- Virgin Australia Chief Executive, Jayne Hrdlicka, says 3000 of her staff depend on JobKeeper income
- After Bain Capital took the wheel, 6000 of the airline’s workers have remained
- But half of the staff are in limbo awaiting relaxed travel laws
- JobKeeper is due to finish at the end of March and both the Prime Minister and Treasurer have denied requests for another extension of the scheme
- Hrdlicka says an end to JobKeeper as scheduled will affect those staff waiting to return
Virgin Australia Chief Executive, Jayne Hrdlicka, has called for the Australian Government to extend JobKeeper payments.
Hrdlicka sat down for ABC’s The Business program this week and said jobs in aviation depended on the government’s JobKeeper cash.
The CEO also made the same claim last month at a parliamentary inquiry into the state of the aviation industry.
After Bain Capital bought the embattled Virgin Australia airline for $3.5 billion, roughly 6000 staff have survived the transformation.
While Australia is economically and socially stronger from when Virgin first fell to its knees, the aviation industry remains in a pandemic-affected state — with some travel restrictions still in place.
The current landscape has pushed Virgin to stand down half of its staff indefinitely — with 3000 waiting on a post-pandemic world to return to work.
Now, Hrdlicka says the jobs in limbo will be hard to maintain if Australia’s JobKeeper extension finishes at the end of March — as currently planned.
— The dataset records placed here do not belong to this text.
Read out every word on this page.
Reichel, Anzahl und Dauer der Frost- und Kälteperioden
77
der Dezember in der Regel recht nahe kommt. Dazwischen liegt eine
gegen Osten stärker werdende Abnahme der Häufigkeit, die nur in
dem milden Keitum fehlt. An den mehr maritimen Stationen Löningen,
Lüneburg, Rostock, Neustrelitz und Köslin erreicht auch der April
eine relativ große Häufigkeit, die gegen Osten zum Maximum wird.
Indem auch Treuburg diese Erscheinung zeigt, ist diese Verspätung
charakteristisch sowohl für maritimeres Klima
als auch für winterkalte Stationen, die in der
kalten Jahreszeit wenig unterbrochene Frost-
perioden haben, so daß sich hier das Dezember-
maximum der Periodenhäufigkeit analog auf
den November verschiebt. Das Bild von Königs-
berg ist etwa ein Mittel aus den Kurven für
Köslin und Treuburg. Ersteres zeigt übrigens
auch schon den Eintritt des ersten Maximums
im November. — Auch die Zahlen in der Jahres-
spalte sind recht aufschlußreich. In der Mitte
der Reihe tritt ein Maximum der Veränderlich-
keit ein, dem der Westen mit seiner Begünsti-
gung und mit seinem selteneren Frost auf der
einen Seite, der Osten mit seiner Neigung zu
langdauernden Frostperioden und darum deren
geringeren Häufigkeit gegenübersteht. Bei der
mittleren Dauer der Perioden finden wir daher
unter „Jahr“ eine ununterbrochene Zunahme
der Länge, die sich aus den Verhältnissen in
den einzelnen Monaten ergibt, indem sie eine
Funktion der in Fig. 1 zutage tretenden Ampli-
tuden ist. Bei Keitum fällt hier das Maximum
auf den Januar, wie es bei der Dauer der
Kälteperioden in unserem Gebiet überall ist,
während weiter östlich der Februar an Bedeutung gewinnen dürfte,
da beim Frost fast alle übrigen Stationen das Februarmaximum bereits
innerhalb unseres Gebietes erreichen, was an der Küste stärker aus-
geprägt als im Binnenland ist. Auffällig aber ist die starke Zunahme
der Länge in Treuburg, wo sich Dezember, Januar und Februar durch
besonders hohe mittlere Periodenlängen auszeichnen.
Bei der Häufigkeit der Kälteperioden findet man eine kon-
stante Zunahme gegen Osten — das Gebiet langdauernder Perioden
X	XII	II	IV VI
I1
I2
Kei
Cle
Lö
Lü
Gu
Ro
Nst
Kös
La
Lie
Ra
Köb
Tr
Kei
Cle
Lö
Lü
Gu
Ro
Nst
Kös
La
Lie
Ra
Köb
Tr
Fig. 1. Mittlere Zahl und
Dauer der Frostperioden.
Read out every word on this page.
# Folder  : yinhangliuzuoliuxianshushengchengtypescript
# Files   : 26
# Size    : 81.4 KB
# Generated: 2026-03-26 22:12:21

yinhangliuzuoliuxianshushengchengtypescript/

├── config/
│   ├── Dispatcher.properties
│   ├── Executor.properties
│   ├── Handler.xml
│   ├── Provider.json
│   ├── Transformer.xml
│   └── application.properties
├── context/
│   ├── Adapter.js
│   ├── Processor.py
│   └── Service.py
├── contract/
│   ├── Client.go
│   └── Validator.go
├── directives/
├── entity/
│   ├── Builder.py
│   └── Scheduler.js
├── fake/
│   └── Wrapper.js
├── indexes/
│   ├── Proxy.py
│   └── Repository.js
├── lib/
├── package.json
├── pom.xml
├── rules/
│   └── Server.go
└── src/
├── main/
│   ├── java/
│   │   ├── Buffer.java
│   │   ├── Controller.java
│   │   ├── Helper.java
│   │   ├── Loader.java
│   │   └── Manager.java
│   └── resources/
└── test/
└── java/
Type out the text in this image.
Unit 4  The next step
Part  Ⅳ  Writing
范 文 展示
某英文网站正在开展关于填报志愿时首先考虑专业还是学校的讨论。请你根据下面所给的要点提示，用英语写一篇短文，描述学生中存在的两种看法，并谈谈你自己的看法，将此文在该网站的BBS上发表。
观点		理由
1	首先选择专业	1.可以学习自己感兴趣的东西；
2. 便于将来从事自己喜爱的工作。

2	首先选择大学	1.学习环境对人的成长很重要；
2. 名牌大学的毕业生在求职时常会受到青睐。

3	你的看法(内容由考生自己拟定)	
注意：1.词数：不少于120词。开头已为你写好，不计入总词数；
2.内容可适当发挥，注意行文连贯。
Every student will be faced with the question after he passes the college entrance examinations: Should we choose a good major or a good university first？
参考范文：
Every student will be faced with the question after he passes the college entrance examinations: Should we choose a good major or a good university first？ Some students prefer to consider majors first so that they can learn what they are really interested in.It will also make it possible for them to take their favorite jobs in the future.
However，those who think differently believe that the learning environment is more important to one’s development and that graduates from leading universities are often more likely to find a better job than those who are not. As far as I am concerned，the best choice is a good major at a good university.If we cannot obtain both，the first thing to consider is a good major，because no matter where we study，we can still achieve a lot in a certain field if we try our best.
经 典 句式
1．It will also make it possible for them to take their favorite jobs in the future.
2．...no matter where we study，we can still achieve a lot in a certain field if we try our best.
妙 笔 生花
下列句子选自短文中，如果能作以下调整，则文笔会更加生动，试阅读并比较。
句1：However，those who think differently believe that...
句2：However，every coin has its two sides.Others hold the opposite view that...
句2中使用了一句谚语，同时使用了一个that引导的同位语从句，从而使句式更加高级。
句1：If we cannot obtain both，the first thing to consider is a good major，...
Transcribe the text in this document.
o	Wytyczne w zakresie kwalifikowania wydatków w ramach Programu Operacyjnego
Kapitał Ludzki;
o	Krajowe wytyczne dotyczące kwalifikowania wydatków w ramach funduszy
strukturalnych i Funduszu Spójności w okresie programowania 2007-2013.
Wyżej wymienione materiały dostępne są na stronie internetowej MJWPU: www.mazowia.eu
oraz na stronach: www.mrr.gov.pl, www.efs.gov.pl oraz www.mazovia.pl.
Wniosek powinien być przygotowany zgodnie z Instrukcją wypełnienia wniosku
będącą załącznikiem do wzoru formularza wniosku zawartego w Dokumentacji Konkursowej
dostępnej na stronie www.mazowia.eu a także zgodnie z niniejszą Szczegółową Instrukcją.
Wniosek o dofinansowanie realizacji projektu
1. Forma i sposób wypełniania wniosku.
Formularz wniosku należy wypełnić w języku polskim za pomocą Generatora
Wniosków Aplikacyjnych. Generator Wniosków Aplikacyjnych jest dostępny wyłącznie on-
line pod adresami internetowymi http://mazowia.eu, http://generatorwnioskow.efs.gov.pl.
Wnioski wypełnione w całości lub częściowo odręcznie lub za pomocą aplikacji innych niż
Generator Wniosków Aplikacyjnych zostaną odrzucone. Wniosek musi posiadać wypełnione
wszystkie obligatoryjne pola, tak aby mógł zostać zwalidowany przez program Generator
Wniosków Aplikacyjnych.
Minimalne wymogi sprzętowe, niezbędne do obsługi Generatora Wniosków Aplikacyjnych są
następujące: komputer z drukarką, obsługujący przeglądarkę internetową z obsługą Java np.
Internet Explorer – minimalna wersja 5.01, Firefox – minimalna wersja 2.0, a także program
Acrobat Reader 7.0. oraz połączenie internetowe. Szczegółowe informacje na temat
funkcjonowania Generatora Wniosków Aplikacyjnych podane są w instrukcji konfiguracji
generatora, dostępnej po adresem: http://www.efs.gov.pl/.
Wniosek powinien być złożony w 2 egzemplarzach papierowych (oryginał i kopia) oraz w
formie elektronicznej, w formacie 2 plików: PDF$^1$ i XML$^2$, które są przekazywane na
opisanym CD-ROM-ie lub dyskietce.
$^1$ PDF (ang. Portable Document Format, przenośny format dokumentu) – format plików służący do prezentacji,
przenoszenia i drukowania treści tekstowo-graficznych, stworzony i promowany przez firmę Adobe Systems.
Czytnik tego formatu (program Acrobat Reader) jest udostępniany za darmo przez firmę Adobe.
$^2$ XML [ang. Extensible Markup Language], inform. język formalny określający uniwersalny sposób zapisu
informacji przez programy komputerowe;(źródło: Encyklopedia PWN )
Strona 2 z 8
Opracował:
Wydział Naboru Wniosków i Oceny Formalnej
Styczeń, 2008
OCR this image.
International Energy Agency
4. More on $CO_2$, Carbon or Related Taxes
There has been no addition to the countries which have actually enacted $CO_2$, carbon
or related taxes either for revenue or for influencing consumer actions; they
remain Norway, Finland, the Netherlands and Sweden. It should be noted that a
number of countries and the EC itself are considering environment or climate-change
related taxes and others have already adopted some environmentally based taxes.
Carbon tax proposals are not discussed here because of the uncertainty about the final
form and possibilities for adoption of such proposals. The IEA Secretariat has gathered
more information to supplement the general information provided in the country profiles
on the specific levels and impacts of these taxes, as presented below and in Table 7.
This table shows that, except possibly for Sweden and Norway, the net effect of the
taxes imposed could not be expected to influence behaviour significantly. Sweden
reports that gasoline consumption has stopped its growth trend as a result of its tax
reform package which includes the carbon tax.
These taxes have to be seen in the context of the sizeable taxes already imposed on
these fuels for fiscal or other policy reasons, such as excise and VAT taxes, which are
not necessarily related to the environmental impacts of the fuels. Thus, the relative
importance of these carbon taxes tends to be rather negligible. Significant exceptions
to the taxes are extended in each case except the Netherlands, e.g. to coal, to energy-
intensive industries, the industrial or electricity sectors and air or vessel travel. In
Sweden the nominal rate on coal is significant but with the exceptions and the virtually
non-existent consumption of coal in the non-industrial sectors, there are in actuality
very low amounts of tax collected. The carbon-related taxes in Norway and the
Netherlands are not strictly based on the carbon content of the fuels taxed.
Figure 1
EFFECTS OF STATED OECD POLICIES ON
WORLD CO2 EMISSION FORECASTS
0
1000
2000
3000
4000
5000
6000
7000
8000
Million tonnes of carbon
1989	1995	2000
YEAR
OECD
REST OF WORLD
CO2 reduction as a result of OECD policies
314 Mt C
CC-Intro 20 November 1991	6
“If we’re not able to support [the 3000 waiting], basically ready to come back the minute the borders open and we’ve got more demand in the marketplace, then we have a very difficult time being able to be responsive to borders,” Hrdlicka said.
“It doesn’t just take a couple of days to hire people train people […] it takes several months”.
Through its second life, Virgin will work alongside national airline Qantas (QAN) and the growing Regional Express (REX).
Last month, Qantas boss Alan Joyce said there wasn’t enough room for three airlines in Australia.
“You can be guaranteed that Qantas will be one of them – it’s who else is going to be in the marketplace post this and into the future is going to be interesting,” he said at the time.
On The Business, Hrdlicka said the uncertainty of border rules per the pandemic was making it difficult to juggle staff.
“We will have to make tough decisions on how many people we can afford to keep on the books when we don’t have any guarantee of the borders being open,” she said.
“We’re doing everything we can to ensure we can maintain the flexibility to get [our staff] back to work.”
RBA Governor Lowe backs the other side of the court
Reserve Bank Governor, Philip Lowe, praised the Government’s JobKeeper and JobSeeker schemes during an address this week.
“[the economy is] underpinned by Australia’s success on the health front and the very significant fiscal and monetary support,” he said.
Lowe also backed the Morrison Government’s decision to end the JobKeeper extension at the end of March.
Instead, Lowe suggested a permanent improvement to other forms of unemployment benefits.
“Am I disappointed the government’s stopping the JobKeeper program? No,” he said.
“The government made it very clear this was a temporary program. It’s been an incredibly important program. It has saved many people with jobs and helped people in their lives”.
Prime Minister Scott Morrison and Treasurer Josh Frydenberg have both denied requests for another JobKeeper extension.